George_FPKM1<-George_FPKM
#①计算符合双峰指数≥1.5，平均表达值≥25th，sd value≥50th条件下的基因。
#计算平均值，并获得means≥25th的基因名
George_FPKM<-log2(George_FPKM+1)
George_FPKM_mean<-rowMeans(George_FPKM)
George_FPKM_Means_25th_names<-names(George_FPKM_mean[George_FPKM_mean>=quantile(George_FPKM_mean,0.25)])


#计算标准差，并获得前sd 50th的基因名
George_FPKM_sd<-data.frame()
for(i in rownames(George_FPKM)){
  George_FPKM_sd[i,"sd_value"]<-sd(George_FPKM[i,])
  George_FPKM_sd[i,"Gene_names"]<-i
}
George_FPKM_sd_50th_names<-rownames(George_FPKM_sd[George_FPKM_sd$sd_value>=quantile(George_FPKM_sd$sd_value,0.5),])

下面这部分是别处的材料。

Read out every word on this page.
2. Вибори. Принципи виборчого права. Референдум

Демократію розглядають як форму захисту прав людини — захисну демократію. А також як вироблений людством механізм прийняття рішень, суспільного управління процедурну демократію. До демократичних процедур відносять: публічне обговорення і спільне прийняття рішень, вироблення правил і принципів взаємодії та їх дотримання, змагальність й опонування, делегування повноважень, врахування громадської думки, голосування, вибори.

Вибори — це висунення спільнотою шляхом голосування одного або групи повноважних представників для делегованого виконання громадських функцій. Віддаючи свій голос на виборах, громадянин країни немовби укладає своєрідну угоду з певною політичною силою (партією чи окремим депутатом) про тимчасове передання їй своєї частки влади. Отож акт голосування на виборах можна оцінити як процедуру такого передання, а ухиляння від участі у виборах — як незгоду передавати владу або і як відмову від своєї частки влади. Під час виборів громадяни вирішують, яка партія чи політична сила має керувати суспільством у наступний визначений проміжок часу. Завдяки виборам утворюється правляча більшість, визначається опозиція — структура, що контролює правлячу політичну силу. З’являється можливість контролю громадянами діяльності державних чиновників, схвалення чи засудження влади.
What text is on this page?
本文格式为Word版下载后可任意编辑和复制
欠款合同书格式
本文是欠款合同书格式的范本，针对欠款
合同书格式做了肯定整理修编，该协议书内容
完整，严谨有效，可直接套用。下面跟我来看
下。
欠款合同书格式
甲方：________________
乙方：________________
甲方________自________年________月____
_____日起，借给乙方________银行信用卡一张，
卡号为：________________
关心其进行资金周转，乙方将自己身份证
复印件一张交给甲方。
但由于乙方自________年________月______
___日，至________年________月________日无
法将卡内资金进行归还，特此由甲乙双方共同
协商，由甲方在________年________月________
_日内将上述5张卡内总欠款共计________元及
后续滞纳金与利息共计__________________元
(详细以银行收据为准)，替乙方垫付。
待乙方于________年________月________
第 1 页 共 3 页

#获得前sd 25th的基因名和means前50th的基因名的交集
intersect_means_sd_names<-intersect(George_FPKM_sd_50th_names,George_FPKM_Means_25th_names)
#计算交集基因的双峰指数，并获得双峰指数≥1.5的基因
George_FPKM_bi <- bimodalIndex(George_FPKM[intersect_means_sd_names,], verbose=FALSE)
dim(George_FPKM_bi[George_FPKM_bi$BI>=1.5,])
George_FPKM_bi_1.5<-rownames(George_FPKM_bi[George_FPKM_bi$BI>=1.5,])
#获得符合条件的基因矩阵
George_FPKM_filtered<-George_FPKM[George_FPKM_bi_1.5,]
#查看基因数量
dim(George_FPKM_filtered)

#使用preprocessCore进行分位数标准化
George_FPKM_filtered<-as.matrix(George_FPKM_filtered)
George_FPKM_filtered<-normalize.quantiles(George_FPKM_filtered,keep.names=T)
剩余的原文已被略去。